The Sydney Morning Herald has an interesting interview with a Deliveroo driving who discusses some of the concerns with the employment of Deliveroo riders, including no sick leave, their treatment as independent contractors, no testing of road rules and some riders not even being able to speak English and understand road signs.  The requirement to delivery quickly means that there is an implied incentive to ‘cut corners’ with some of the road rules.  Deliveroo has faced legal issues, both in Australia and in Britain over the employment status of riders.  This is an extension of the concerns that courts are having with employment contracts for people working within the gig economy.  Some lawyers are arguing that Deliveroo riders are controlled, managed and disciplined by Deliveroo and that they are “clearly do not carry out their own delivery business.”

Deliveroo was valued at $2.6 billion when it raised $488 million in September to fund the rollout of Deliveroo Editions.

The long term effect of the crippling 35% commission will inevitably mean a decrease in food quality as restaurants are forced to compete on price and will need to change portion sizes, recipes and ingredients in order to manage food costs as a percentage of revenue.

Are Dark Kitchens right for your Restaurant?

Using a Dark Kitchen like the the ones provided by Deliveroo Editions may be right for your business, and it enables a Restaurant to scale it’s deliveries, but it is not without cost.  Obviously their is the commission.  Typically Deliveroo is charging 30 – 35%, but the more insidious cost is the fact that Deliveroo does not provide customer contact emails.  This enables Deliveroo to do a couple of things.

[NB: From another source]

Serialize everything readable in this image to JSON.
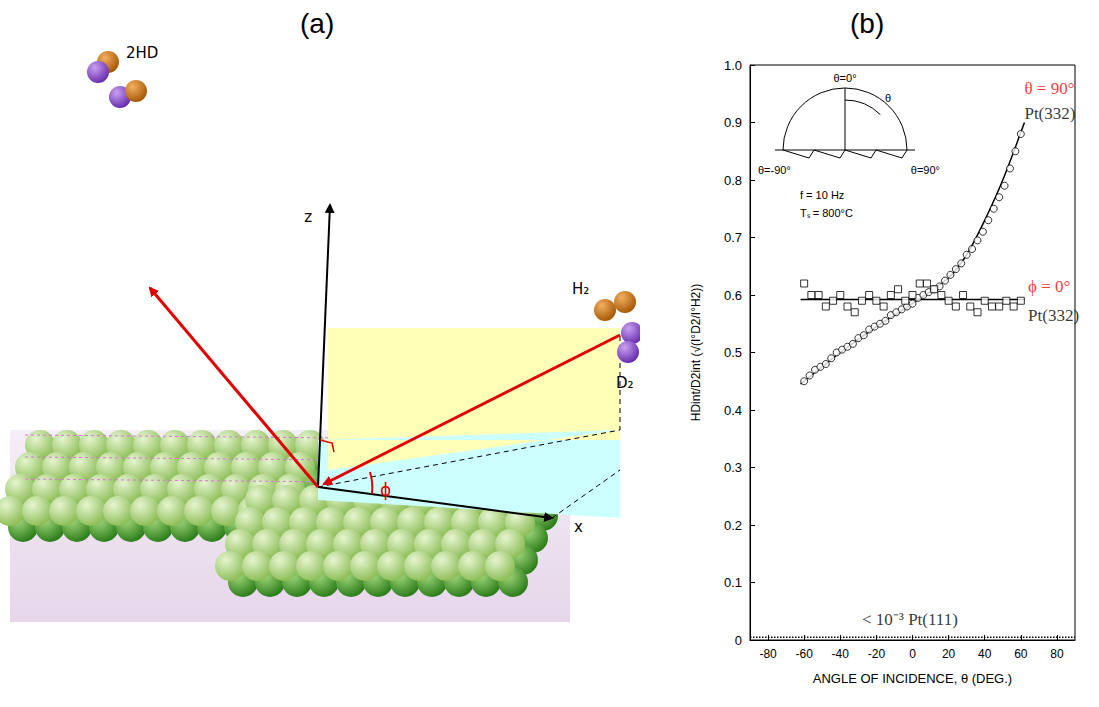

  • Build reliance in Restaurants for the marketing.
  • Create a rich database of individual consumer’s dining preferences.
  • Run marketing campaigns more effectively than Restaurants.
  • Extract higher commissions from Restaurants.

Some Restaurants are struggling both with the massive commission and with the fact that Deliveroo is appropriating their customers contact details and using them to build their business and database and not that of the Restaurant.  Matt Hunter, from Pizza Religion ceased using UberEats stating that the costs where unsustainable.  Pizza Religion has developed their own online ordering app.  Initially UberEats was cahring 22%, then raised it to 30% and now they  are asking 35%.  Pizza Religion also had to deal with customer complaints about the delivery service, which was out of their control.

We are seeing a growing number of Restaurants go with their own Dark Kitchen solution.  Kitchens in commercial areas with much cheaper rents based on decrease space requirements and no need for a retail space.  This coupled with a well run delivery team can be highly profitable for Restaurants, especially when they are building their email marketing database.

For all Restaurants looking to take orders online, try the Free Restaurant OnLine Ordering system.  We know have customers in Britain, the US and Australia who are not only enjoying commission free ordering, but every week their email marketing database is growing, which over time decreases their marketing costs and adds to the profitability of their businesses.  This is a great alternative to Deliveroo and UberEats, especially if you are already providing delivery services.

Another great tip that we covered in our podcast about the economics of restaurant online ordering is to drive customers to pick up.  Dominos Pizza are experts at this with the concept of a $5 pizza that is $12 when delivered with free delivery.  The cost of delivery is baked into the delivery cost.

The bottleneck in a traditional restaurant is the number of tables and the bottleneck in a take out restaurant is often the number of delivery drivers, so driving consumers to pick up opens up the bottleneck and increases revenue and profits.